The assessment aims to determine the quantity, frequency, and timing of alcohol use, as these factors influence the severity and type of damage. Heavy alcohol use, particularly binge drinking, is strongly associated with an increased risk of FAS. Clinicians must conduct this history-taking with sensitivity, as admitting to alcohol use during pregnancy can be difficult and stigmatizing. Confirmation of exposure helps distinguish FAS from other disorders that may cause similar features but have different underlying causes.
Specific Facial Characteristics
The second criterion focuses on the presence of a distinct pattern of three specific facial features, which are considered a hallmark of FAS. These dysmorphic features must all be present to meet this part of the diagnostic standard. The first feature is short palpebral fissures, which refers to the small horizontal length of the eye openings.
A second defining feature is a thin vermillion border, which describes a narrow or thin upper lip. The third characteristic is a smooth or flattened philtrum, which is the vertical groove or ridge located between the base of the nose and the upper lip.

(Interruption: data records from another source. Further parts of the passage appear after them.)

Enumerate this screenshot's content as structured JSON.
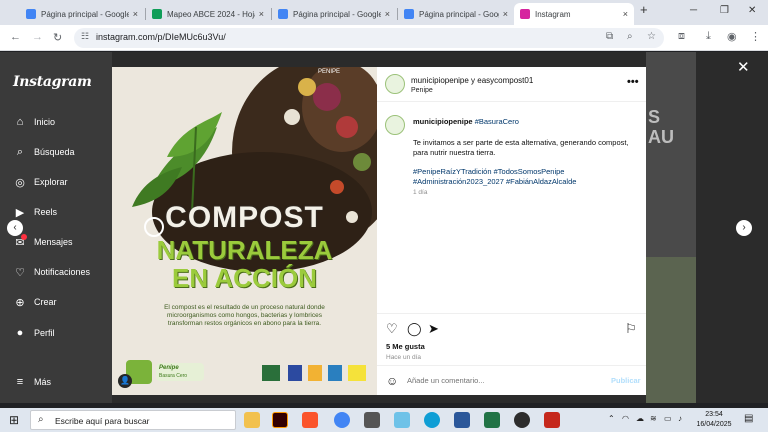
{
  "browser": {
    "tabs": [
      {
        "label": "Página principal - Google",
        "color": "#4285f4",
        "close": "×"
      },
      {
        "label": "Mapeo ABCE 2024 - Hoja",
        "color": "#0f9d58",
        "close": "×"
      },
      {
        "label": "Página principal - Google",
        "color": "#4285f4",
        "close": "×"
      },
      {
        "label": "Página principal - Google",
        "color": "#4285f4",
        "close": "×"
      },
      {
        "label": "Instagram",
        "color": "#d6249f",
        "close": "×"
      }
    ],
    "new_tab": "+",
    "url": "instagram.com/p/DIeMUc6u3Vu/"
  },
  "sidebar": {
    "logo": "Instagram",
    "items": [
      {
        "label": "Inicio",
        "icon": "⌂"
      },
      {
        "label": "Búsqueda",
        "icon": "⌕"
      },
      {
        "label": "Explorar",
        "icon": "◎"
      },
      {
        "label": "Reels",
        "icon": "▶"
      },
      {
        "label": "Mensajes",
        "icon": "✉"
      },
      {
        "label": "Notificaciones",
        "icon": "♡"
      },
      {
        "label": "Crear",
        "icon": "⊕"
      },
      {
        "label": "Perfil",
        "icon": "●"
      },
      {
        "label": "Más",
        "icon": "≡"
      }
    ]
  },
  "background": {
    "partial_text": "S\nAU"
  },
  "post": {
    "header_title": "municipiopenipe y easycompost01",
    "header_location": "Penipe",
    "caption_user": "municipiopenipe",
    "caption_tag": "#BasuraCero",
    "caption_line1": "Te invitamos a ser parte de esta alternativa, generando compost,",
    "caption_line2": "para nutrir nuestra tierra.",
    "hashtags_line1": "#PenipeRaízYTradición #TodosSomosPenipe",
    "hashtags_line2": "#Administración2023_2027 #FabiánAldazAlcalde",
    "caption_time": "1 día",
    "likes": "5 Me gusta",
    "like_date": "Hace un día",
    "comment_placeholder": "Añade un comentario...",
    "publish_label": "Publicar"
  },
  "image": {
    "title_line1": "COMPOST",
    "title_line2": "NATURALEZA",
    "title_line3": "EN ACCIÓN",
    "body_line1": "El compost es el resultado de un proceso natural donde",
    "body_line2": "microorganismos como hongos, bacterias y lombrices",
    "body_line3": "transforman restos orgánicos en abono para la tierra.",
    "logo_text": "Penipe",
    "logo_text2": "Basura Cero",
    "top_text": "PENIPE"
  },
  "taskbar": {
    "search_placeholder": "Escribe aquí para buscar",
    "time": "23:54",
    "date": "16/04/2025"
  }
}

These three features—short palpebral fissures, thin upper lip, and smooth philtrum—are a unique cluster of physical changes caused by the teratogenic effects of alcohol on the developing face and brain.
These physical traits result from damage that occurs early in gestation, particularly during the first trimester when the facial structures are forming. Clinicians often use standardized visual guides, sometimes called a Lip-Philtrum Guide, to objectively score the philtrum’s smoothness and the upper lip’s thinness. The presence of all three facial features is the most visually defining and measurable component of the FAS diagnosis.
Measuring Growth Deficiencies
The third criterion for an FAS diagnosis involves documenting growth deficits, which can occur both before and after birth. This requires a quantitative measurement of the individual’s size against standardized growth charts adjusted for age and sex. Specifically, the individual must have a height or length, and/or weight, that measures at or below the 10th percentile.
This means that out of 100 children of the same age and sex, the child with FAS would be smaller than at least 90 of them. The deficit can be documented prenatally, such as low birth weight or length, or postnatally at the time of diagnosis.
The growth deficit is a direct consequence of prenatal alcohol exposure interfering with normal development, not poor nutrition after birth. Measurements are taken and plotted on standard charts. If height, length, or weight falls significantly low (at or below the 10th percentile), it provides strong evidence for meeting this criterion.
Identifying Central Nervous System Impairment
The final and most complex criterion requires evidence of clinically significant impairment in the central nervous system (CNS), which includes the brain and spinal cord. This impairment can be documented in three main categories: structural, neurological, or functional deficits.
Structural abnormalities refer to physical changes in the brain, such as microcephaly, where the head circumference is small, typically at or below the 10th percentile. Structural changes may also include specific alterations visible on brain imaging, like a reduction in the size or change in the shape of the corpus callosum, cerebellum, or basal ganglia.
Neurological problems involve signs of damage to the nervous system that affect movement and coordination. These can include issues like poor fine motor skills, tremors, visual-motor coordination difficulties, or problems with balance.
Functional or developmental deficits are often the most varied, affecting a person’s cognitive and behavioral abilities. These deficits can manifest as significant intellectual disability, attention deficits, poor executive functioning (involving planning, working memory, and impulse control), or severe behavioral problems. Evidence of CNS impairment must be substantial in one or more of these areas, often requiring extensive psychological and neurodevelopmental testing by a multidisciplinary team.